Abram had an opportunity, similar to what we later see with Daniel, to announce that his protection and guidance comes from Yahweh, from the One and Only God, the One who had guided him to this area in the first place, and give glory to God for watching over him and protecting him. But instead, Abram insists on his own solution and instead prostitutes his wife for the sake of his own life and his own gain.

What is more, I am also thinking of the camel ride home after Pharaoh sends Abram and Sarai away. How silent was that ride? And how long-lasting and deep of scars were created in their relationship?
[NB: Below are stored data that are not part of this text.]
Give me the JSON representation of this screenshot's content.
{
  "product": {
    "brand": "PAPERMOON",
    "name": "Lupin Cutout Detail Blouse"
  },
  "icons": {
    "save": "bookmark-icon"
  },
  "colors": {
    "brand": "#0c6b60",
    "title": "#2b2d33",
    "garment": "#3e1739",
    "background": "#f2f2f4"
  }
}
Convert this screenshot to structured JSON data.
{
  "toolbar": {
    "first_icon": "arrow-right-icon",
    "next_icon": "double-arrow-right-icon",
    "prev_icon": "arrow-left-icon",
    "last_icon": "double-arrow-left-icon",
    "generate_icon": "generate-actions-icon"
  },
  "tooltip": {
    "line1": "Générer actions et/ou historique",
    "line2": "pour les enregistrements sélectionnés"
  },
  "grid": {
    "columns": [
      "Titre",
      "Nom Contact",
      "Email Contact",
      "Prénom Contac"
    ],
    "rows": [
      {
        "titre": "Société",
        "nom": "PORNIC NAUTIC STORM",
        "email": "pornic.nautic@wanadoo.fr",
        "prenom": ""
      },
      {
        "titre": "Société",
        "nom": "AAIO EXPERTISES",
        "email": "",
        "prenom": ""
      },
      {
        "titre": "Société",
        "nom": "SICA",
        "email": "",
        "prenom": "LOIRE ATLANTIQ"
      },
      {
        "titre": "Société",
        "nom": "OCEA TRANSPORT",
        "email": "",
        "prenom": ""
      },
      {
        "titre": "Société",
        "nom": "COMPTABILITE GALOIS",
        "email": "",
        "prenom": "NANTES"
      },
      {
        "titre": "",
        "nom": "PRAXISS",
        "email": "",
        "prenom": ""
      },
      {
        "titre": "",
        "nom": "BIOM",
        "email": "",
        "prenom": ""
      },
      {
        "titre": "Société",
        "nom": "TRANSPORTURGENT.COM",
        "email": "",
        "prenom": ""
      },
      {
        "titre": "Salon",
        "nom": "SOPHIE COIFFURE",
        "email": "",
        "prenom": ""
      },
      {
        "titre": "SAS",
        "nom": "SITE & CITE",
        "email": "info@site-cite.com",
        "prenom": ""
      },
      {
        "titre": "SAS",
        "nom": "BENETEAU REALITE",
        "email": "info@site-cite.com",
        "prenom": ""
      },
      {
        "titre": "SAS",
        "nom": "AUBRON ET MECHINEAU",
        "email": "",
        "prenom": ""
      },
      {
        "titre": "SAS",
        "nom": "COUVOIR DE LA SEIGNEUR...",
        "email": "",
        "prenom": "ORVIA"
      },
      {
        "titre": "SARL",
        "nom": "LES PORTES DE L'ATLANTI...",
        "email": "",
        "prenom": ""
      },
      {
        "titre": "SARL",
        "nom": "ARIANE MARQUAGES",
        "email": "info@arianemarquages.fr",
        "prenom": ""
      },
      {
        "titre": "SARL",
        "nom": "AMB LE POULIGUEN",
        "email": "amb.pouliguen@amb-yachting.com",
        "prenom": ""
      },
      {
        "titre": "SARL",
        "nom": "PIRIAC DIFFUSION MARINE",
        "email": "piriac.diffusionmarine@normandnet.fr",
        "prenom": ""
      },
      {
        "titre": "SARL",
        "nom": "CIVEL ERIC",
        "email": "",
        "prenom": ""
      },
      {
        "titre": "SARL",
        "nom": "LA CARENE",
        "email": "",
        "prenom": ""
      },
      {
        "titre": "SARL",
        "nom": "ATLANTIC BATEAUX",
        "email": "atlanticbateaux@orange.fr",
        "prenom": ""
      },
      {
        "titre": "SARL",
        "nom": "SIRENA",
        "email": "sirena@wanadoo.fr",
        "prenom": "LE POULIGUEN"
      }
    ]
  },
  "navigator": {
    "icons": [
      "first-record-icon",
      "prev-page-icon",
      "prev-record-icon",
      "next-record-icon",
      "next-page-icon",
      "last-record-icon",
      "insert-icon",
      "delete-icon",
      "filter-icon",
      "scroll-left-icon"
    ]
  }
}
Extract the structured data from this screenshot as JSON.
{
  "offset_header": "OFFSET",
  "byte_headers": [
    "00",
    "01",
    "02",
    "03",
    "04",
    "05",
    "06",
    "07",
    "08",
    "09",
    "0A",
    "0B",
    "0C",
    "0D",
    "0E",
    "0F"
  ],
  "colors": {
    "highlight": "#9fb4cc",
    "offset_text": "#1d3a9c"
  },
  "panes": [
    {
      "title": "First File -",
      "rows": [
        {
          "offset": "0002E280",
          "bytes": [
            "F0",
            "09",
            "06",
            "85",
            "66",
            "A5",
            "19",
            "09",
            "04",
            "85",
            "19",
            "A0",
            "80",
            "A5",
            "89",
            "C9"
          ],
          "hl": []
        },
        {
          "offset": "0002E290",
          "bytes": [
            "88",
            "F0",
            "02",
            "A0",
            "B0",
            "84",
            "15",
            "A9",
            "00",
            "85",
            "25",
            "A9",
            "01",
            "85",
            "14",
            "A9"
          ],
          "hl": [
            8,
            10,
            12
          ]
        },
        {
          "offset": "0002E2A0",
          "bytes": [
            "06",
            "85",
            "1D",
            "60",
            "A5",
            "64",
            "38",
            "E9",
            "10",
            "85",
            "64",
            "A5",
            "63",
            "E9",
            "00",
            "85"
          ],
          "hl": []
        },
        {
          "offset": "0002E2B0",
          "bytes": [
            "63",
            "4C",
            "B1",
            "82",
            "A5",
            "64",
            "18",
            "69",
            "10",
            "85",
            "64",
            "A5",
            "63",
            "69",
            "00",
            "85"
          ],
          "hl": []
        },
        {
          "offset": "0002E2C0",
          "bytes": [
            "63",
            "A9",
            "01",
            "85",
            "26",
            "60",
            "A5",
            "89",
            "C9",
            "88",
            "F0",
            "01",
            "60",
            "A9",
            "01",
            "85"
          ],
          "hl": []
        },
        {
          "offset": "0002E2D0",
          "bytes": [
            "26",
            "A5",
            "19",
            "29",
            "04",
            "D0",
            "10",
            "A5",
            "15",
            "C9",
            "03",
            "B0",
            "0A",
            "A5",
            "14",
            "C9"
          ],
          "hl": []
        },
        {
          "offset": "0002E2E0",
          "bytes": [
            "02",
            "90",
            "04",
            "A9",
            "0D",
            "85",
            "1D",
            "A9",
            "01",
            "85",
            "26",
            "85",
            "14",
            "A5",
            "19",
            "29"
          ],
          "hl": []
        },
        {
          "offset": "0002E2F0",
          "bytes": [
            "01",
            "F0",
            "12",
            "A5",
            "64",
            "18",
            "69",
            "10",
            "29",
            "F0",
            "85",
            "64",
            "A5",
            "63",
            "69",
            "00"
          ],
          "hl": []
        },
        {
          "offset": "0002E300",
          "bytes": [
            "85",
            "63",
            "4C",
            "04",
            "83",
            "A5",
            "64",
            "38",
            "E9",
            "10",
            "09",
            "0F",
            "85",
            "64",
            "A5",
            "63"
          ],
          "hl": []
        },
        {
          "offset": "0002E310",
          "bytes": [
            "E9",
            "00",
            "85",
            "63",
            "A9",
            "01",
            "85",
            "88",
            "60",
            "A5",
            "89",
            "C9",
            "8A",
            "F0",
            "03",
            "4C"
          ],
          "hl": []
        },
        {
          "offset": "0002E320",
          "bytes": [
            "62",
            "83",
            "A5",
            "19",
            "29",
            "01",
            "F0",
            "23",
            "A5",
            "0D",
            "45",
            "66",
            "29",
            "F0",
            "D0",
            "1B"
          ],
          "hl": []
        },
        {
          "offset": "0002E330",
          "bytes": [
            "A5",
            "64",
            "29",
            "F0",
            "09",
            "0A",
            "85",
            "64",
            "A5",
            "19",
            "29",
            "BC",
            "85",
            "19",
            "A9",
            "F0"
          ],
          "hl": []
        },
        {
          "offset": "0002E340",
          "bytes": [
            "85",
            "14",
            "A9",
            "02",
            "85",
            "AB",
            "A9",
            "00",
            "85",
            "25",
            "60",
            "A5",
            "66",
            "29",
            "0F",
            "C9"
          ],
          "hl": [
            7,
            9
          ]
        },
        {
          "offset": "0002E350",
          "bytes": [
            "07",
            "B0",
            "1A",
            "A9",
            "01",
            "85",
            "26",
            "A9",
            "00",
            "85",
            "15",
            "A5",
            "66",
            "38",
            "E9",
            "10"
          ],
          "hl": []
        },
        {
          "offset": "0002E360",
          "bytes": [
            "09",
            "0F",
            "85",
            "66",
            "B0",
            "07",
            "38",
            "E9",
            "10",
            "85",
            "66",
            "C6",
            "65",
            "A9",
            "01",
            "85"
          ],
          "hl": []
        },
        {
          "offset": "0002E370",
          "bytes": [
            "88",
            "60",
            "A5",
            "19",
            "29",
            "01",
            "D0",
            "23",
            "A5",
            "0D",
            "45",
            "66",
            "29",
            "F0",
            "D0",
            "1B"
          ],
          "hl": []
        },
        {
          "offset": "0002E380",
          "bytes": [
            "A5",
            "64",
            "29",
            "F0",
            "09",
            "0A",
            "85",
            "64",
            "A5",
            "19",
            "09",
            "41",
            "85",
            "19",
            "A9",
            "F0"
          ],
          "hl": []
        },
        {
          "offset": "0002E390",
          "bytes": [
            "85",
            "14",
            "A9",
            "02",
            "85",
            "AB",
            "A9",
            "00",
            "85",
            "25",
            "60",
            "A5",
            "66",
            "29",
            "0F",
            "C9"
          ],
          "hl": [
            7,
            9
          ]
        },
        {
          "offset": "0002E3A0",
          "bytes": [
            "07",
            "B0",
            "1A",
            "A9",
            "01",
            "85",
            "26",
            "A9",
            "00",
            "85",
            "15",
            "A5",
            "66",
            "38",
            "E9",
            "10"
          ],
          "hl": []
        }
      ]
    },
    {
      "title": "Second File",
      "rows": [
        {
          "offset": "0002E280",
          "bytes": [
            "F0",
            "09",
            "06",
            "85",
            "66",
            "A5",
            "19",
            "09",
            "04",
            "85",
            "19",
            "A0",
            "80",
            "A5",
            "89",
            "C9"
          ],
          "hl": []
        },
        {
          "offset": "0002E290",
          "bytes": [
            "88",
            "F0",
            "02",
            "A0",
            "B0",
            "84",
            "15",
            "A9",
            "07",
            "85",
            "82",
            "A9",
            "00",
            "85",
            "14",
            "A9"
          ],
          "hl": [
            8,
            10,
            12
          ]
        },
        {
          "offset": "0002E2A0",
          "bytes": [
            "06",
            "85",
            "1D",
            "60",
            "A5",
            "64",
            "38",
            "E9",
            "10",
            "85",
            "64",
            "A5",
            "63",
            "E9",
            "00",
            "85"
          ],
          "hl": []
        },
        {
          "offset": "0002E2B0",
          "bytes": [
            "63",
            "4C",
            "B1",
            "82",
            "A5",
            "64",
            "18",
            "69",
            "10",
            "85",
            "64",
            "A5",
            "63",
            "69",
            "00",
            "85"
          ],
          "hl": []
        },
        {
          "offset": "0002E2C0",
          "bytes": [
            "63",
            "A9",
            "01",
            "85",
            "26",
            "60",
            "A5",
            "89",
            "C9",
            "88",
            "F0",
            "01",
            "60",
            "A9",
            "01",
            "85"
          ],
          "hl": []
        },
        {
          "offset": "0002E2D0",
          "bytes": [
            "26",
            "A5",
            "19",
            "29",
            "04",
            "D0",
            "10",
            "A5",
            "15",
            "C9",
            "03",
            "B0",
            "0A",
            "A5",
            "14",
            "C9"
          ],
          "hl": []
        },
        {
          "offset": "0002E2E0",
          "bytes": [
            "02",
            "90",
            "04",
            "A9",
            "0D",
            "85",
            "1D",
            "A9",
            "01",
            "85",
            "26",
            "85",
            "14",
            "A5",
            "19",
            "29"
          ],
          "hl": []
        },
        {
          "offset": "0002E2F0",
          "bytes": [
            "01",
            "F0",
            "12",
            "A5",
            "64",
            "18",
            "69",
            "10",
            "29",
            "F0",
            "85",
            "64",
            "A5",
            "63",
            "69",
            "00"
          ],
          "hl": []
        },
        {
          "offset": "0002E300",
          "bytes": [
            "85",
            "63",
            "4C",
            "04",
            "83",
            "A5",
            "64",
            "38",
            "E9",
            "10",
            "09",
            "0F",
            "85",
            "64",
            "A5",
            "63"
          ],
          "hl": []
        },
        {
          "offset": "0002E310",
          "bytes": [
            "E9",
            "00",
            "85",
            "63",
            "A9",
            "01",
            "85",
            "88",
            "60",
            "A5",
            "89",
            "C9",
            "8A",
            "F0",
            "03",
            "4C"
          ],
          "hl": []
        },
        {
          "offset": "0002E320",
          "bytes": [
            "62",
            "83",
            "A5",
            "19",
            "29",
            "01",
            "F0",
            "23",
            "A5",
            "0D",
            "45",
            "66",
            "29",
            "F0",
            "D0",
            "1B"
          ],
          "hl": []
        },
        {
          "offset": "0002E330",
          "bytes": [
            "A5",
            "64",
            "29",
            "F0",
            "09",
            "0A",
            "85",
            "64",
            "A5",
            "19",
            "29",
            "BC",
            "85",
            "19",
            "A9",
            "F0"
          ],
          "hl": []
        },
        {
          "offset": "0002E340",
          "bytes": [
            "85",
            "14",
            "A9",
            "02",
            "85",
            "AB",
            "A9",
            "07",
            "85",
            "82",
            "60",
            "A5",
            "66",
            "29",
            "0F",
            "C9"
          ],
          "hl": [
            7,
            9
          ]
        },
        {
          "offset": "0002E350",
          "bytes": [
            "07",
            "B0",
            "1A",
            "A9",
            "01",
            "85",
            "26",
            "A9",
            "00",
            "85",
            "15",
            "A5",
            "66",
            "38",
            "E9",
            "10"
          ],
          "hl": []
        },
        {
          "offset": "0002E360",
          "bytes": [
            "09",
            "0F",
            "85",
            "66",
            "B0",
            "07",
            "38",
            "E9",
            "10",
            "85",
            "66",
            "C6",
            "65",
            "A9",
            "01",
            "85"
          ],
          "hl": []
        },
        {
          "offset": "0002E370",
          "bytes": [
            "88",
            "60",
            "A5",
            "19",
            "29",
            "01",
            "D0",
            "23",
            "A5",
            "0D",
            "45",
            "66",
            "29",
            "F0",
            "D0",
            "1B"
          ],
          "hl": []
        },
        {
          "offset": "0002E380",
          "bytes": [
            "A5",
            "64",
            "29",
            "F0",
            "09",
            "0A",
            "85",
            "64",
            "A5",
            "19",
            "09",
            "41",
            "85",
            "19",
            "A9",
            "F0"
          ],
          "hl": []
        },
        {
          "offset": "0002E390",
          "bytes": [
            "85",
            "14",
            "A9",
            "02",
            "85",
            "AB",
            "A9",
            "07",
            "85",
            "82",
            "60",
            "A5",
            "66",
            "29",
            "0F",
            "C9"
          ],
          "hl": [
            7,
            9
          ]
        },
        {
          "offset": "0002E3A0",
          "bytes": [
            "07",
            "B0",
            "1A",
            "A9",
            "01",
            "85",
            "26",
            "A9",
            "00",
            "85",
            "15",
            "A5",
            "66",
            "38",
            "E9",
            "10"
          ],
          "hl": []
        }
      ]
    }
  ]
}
What damage was done to Sarai as a result of Abram deciding to give Sarai to Pharaoh to go and be his wife? Could it have been, instead, that Sarai would have trusted God’s plan that she would have a child with Abram, just as God had said, if only Abram had showed dependence upon God instead of showing that he didn’t trust God for his provision and protection? There isn’t any way to know for sure, but I can only begin to imagine that Sarai had significant difficulties in trusting Abram, not to mention trusting God who had brought them there, as they went forward based on what Abram had done.

Choices to make

And so we also have choices to make. Each day, we can look to our own solutions, our own ideas about how we can solve problems, or we can look to God for his solutions. God desires to make a way for us. God desires to lead, to guide, and to protect, but he also calls us to trust him. There are moments in each day where we can decide to do the right thing, according to God’s plan, or we can choose to make our own decision and go our own way. We can, instead of trusting God, trust ourselves, setting up our own plans. Let us instead be a people that look to God for his provision and for his guidance so that we can now be considered faithful and his good and faithful servants.